Plastic water bottles have been made thinner, and the caps reduced in height, to lessen plastic use. This, ironically, frustrates reuse. There used to be plastic water bottles with sports tops I called "nipple tops," because one can pop it up to take a drink then pop it back down. I saved those tops for reuse. These days, however, they don't fit any water bottles, so I have to carry screw tops ... I'm screwed, as it were. There are bottles with flip tops, but they are on larger sized bottles too big to carry. I have a couple in my car, though, in beverage holders in the floorboard. Hella handy for a sip while driving.
I tend to keep bottles that are handy for carrying around. I brought a 250ml squarish bottle back from Australia, and it tucks away nicely for shorter outings. My favorite, though, is a very sturdy 350ml that contained natural mineral water from Mount Fuji when I bought it in Tokyo. Sadly, the very sturdy top is slightly too big for American nipple tops.
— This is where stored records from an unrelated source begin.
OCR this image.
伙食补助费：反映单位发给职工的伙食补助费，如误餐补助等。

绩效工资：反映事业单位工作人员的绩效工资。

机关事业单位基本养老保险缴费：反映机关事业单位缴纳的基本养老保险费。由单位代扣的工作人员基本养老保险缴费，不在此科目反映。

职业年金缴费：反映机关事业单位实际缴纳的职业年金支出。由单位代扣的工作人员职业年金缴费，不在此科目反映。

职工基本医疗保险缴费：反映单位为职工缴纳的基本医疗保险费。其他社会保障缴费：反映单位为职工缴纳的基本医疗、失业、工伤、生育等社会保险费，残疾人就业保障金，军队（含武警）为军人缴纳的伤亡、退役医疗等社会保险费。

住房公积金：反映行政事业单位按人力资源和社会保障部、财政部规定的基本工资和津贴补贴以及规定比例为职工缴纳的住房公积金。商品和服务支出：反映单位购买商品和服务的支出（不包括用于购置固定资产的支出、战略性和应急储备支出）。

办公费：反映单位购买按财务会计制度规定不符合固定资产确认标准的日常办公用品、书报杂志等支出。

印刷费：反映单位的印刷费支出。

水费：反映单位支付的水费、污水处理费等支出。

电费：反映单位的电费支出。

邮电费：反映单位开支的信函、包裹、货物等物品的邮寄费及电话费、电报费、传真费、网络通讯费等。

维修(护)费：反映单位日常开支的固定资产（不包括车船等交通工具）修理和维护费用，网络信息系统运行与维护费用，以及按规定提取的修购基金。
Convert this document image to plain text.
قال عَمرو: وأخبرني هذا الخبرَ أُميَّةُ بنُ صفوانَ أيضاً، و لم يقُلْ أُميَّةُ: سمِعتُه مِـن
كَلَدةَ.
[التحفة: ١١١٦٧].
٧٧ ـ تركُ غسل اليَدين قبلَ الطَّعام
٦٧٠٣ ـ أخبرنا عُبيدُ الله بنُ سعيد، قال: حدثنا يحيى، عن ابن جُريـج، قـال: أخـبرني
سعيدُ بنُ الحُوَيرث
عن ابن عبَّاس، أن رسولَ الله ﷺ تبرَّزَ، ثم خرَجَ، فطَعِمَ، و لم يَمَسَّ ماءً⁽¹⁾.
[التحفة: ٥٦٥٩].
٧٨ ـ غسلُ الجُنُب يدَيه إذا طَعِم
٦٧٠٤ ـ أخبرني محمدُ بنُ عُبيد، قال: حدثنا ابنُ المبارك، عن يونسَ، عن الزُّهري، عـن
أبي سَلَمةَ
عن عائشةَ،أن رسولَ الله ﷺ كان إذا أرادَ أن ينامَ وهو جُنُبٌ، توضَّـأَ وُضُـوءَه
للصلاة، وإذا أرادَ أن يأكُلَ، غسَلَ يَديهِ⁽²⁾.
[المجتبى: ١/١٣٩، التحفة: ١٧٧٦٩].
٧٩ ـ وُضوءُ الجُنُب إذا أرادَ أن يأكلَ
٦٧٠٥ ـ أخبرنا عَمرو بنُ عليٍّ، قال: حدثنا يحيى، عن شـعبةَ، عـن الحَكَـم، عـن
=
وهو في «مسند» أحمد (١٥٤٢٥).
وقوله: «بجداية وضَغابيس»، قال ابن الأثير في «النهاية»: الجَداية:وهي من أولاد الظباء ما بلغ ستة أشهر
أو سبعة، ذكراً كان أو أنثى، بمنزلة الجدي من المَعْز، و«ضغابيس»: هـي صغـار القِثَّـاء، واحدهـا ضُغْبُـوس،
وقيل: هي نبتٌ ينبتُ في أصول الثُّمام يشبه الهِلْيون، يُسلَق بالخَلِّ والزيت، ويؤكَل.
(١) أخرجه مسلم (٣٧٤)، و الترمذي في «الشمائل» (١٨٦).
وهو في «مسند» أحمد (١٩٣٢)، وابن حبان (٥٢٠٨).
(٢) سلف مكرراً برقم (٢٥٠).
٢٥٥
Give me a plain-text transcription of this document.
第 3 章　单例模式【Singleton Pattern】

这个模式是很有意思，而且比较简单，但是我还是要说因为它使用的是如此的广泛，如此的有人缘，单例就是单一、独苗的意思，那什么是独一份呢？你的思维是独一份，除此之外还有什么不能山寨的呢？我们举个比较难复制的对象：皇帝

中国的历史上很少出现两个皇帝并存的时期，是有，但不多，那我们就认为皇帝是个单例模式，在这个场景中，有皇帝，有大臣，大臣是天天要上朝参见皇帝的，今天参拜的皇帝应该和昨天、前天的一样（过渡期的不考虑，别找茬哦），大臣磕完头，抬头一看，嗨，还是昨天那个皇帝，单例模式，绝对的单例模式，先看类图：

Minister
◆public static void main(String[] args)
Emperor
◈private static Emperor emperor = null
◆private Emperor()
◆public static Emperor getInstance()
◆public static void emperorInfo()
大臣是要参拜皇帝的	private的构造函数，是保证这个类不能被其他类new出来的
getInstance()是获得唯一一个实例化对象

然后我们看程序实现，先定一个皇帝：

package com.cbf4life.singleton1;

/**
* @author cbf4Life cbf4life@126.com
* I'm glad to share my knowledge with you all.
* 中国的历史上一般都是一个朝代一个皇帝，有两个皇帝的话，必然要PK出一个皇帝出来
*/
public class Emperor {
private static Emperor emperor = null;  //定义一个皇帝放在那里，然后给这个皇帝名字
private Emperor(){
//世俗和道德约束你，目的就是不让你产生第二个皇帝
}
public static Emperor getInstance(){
I'm not keen on the flimsy 500ml bottles, but when I have one, before it gets too crinkly, I will fill it with enough water for transit to an event where only sealed or empty water bottles are allowed. I will refill it once inside the venue, and there are more of those imitating airports with stations for refilling bottles with filtered water.
What motivates me the most is that I'M CHEAP!!!!! Who wants to keep paying for water where the municipal supplies are good and drinking fountains are handy?
I did buy lots of bottled water, and use it to wash and especially for contact lenses, in Nepal and in Indonesia. "Morality" played into it not one bit; it was all about my vulnerability, particularly as an America tourist (though the locals drank bottled water as well). And no ice in drinks in hotel bars, even if they had filtered water for drinking. And now you know why the Brits drank their gin and tonics at ambient temperature in India ...
No more commentary is necessary.
About plastics: ask the complainer to walk into a hospital and name ONE (not two or three, just ONE) medical device or related item that could be feasible without a significant amount of plastic. Likewise: smartphones, televisions, cars, airplanes, and the list is infinite.
Carrie is just wrong about CO2 levels being the highest ever. Perhaps if she didn't begin with a falsehood, her Cassandra-esque wailing would be less laughable.
I mentioned not long ago the book - The Crisis of Expertise, by Gil Eyal. Another book in this realm is - Wrong: Why Experts* Keep Failing Us And How to Know When Not to Trust Them, by David H. Freedman.
When it comes to discrediting experts, these 2 authors are... Experts!
One of the best expositions I have read on how to think and reason critically not to mention why we should not take the word of so-called experts as the final word without discussion or debate.
Well done. Rick
As someone who has been helping endangered sea turtles, the plastics are toxic, particularly when they break down in the ocean - called micro-plastics. Fish and turtles eat them. Sea Turtle Trackers collected over a pound of micro-plastics on a twenty foot piece of beach last week. What is "micro-plastic"? It is the plastics thrown into the sea that break down into little tiny pieces small enough for marine life to eat and ingest. Meaning not only turtles, but fish eaters!